Building a new jail might not be the answer
By Barbara Arntsen
Published in News on June 13, 2005 1:53 PM
When Wayne County commissioners learned in January it would cost more than $14 million to expand the county jail, they decided to look at less expensive ways to handle the growing jail population.
According to Sheriff Carey Winders, it costs almost $45 a day to house each inmate. Winders said the jail has been above its capacity for more than a year, which has forced some prisoners to sleep on mattresses on the floor.
A consultant hired by the county told commissioners they could build onto the jail and increase its capacity from 200 to 456, which should be enough to serve the county for 20 years.
Jim Brennan is the head of a consulting firm hired by the county in 2003 to study the inmate population and to recommend ways to reduce it.
One of the company's recommendations was to reconvene the county's jail committee,composed of judges, law enforcement officials, the jail administrator, the director of the Day Reporting Center and local lawyers. The committee was formed several years ago to find solutions to the problem.
The committee has met several times over the past few months and has come up with some possible solutions on how to reduce the jail population.
Wayne County District Attorney Branny Vickory agrees there are too many inmates in the jail at any given time.
But he doesn't think the best answer to the problem is to build a new jail. No matter how big you build a jail, it always becomes filled to capacity, Vickory said.
When Wayne doubled the size of its jail, it almost immediately filled up, he said. Pitt County recently increased its jail capacity from 100 to 375 and it is already full, he pointed out.
One of the problems with local jails, Vickory said, is that most of them were built to hold the most violent criminals.
Offenders of non-violent crimes, such as driving without a license, failure to pay child support or shoplifters, shouldn't be housed in the same part of the jail as the violent offenders, he said.
"But they're sitting there like murders and rapists," he said. "And the jails are expensive to run."
A decade ago, Vickory said, while the current jail was under construction, the county refitted an abandoned warehouse to hold less dangerous inmates.
The county could look into getting another building to use as an auxiliary jail, he said. "Perhaps we could get a place that only needs a few deputies," he said. "And the people who need to serve weekend time for minor crimes could serve there."
W. Carroll Turner has been a defense attorney in Wayne County for 31 years, and has been on the court-appointed list for most of that time.
He doesn't believe the county needs a new jail because it's too costly.
"We need to be smarter about the way we move cases through the court system," Turner said.
That statement, he said, wasn't a condemnation of the people involved in the system now.
"I just think improvements could be made," he said.
County Manager Lee Smith said the committee had discussed bonding policies, and looking at the structuring of bonds to see if they were too high or too low.

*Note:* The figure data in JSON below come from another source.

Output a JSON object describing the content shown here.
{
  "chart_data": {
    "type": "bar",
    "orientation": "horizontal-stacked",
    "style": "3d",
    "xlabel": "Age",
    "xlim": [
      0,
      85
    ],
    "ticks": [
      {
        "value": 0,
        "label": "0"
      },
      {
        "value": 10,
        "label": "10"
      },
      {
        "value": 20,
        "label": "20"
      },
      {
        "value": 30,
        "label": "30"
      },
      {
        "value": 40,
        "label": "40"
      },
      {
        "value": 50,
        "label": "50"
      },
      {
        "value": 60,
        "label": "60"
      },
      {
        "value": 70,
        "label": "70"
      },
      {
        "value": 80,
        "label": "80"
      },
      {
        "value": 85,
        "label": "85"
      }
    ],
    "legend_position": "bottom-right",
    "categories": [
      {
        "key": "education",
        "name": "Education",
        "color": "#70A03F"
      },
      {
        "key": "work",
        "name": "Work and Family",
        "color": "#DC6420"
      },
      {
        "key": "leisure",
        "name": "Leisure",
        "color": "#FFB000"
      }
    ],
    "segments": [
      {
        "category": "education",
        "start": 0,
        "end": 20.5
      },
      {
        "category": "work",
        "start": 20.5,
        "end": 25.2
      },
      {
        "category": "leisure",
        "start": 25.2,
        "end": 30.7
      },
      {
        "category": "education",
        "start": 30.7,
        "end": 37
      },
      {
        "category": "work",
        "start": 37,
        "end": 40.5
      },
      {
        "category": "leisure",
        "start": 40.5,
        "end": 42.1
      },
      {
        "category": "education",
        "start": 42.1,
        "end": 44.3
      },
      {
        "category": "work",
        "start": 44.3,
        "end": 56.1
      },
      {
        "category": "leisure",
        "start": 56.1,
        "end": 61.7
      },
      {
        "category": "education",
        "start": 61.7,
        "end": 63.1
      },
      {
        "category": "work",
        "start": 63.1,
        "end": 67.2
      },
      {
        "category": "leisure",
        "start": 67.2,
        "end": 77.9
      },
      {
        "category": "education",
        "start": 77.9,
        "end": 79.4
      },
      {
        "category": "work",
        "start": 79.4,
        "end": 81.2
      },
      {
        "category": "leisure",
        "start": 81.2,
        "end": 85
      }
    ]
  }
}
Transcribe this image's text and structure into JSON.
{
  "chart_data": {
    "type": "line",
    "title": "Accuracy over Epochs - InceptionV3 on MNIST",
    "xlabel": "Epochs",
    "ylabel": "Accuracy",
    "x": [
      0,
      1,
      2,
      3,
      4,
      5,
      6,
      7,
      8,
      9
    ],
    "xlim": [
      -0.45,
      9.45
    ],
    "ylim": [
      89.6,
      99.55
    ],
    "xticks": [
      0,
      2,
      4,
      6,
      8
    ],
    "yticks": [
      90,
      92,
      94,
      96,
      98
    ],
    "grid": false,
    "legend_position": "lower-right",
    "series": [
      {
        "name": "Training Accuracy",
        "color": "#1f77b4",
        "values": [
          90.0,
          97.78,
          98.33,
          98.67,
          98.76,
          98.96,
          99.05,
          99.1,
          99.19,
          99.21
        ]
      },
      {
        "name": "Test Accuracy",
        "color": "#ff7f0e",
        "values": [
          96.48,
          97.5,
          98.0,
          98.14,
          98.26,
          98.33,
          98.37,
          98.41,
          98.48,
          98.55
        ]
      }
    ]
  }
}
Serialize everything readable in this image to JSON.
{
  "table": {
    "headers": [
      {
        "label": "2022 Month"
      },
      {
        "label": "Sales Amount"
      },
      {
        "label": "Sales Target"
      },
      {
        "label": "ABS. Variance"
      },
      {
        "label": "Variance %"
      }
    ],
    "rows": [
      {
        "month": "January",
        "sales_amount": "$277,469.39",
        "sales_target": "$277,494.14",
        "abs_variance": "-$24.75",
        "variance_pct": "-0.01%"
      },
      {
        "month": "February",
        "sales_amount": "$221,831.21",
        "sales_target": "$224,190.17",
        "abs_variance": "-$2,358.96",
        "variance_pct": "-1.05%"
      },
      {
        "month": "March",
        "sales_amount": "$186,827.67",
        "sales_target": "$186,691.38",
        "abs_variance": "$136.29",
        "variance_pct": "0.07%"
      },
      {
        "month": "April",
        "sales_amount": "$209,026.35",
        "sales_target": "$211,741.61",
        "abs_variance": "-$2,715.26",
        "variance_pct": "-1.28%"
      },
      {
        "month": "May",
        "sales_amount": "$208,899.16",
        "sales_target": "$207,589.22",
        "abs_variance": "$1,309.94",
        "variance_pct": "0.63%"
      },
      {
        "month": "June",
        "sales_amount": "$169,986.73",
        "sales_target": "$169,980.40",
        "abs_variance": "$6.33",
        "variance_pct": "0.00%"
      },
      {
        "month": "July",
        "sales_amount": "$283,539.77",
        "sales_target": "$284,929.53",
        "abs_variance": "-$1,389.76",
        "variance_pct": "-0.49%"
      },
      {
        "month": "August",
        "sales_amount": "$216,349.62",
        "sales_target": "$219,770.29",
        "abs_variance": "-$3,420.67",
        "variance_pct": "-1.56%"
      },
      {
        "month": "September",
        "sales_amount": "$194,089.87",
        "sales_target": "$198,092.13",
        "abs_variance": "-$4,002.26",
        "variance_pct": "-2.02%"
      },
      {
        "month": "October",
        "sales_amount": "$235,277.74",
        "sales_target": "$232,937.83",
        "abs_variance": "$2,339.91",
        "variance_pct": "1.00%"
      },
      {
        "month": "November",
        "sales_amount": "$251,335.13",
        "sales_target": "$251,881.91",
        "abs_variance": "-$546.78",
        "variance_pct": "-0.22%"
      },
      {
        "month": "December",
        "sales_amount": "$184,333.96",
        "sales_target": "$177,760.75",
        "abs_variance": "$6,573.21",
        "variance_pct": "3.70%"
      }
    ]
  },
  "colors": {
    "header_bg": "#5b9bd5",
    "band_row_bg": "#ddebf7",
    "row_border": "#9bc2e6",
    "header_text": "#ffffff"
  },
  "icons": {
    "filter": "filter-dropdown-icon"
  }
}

"We have to make sure we do a daily review of the jail list and find out why those folks are there, have they seen an attorney."
Smith said committee members have been talking about using a room in the courthouse where judges and lawyers could go for first appearances using a video system.
"We're pricing what teleconferencing would cost," Smith said. "There are places all over the country doing that, and it reduces movement of inmate security."
Another proposal being discussed by the committee involves using video cameras.
"Right now the jailers bring the defendants to court every day, and they have to be supervised," District Court Judge Joseph Setzer said. "The defendant could sit from jail, get affidavits, have first appearances and save some court time."
Setzer said committee members would have to "have to think outside the box and get away from norm and tradition" to handle the overcrowding situation.
Smith said the county is considering an electronic monitoring program as an alternative sentence or when defendants are awaiting trial.
"We're looking at paying $5 to $7 a day, versus paying $45 to $50 a day," he said. "We're targeting a number around 60, average daily reduction."
"It's not just about saving money, but it's also about safety," Smith said.
As far as SBI lab results, he is hoping new technicians hired by the state will help with the backlog.
"But we're looking to see if it's possible for a local entity to take on the backlog," he said. "We're going to see about a contract with a lab company."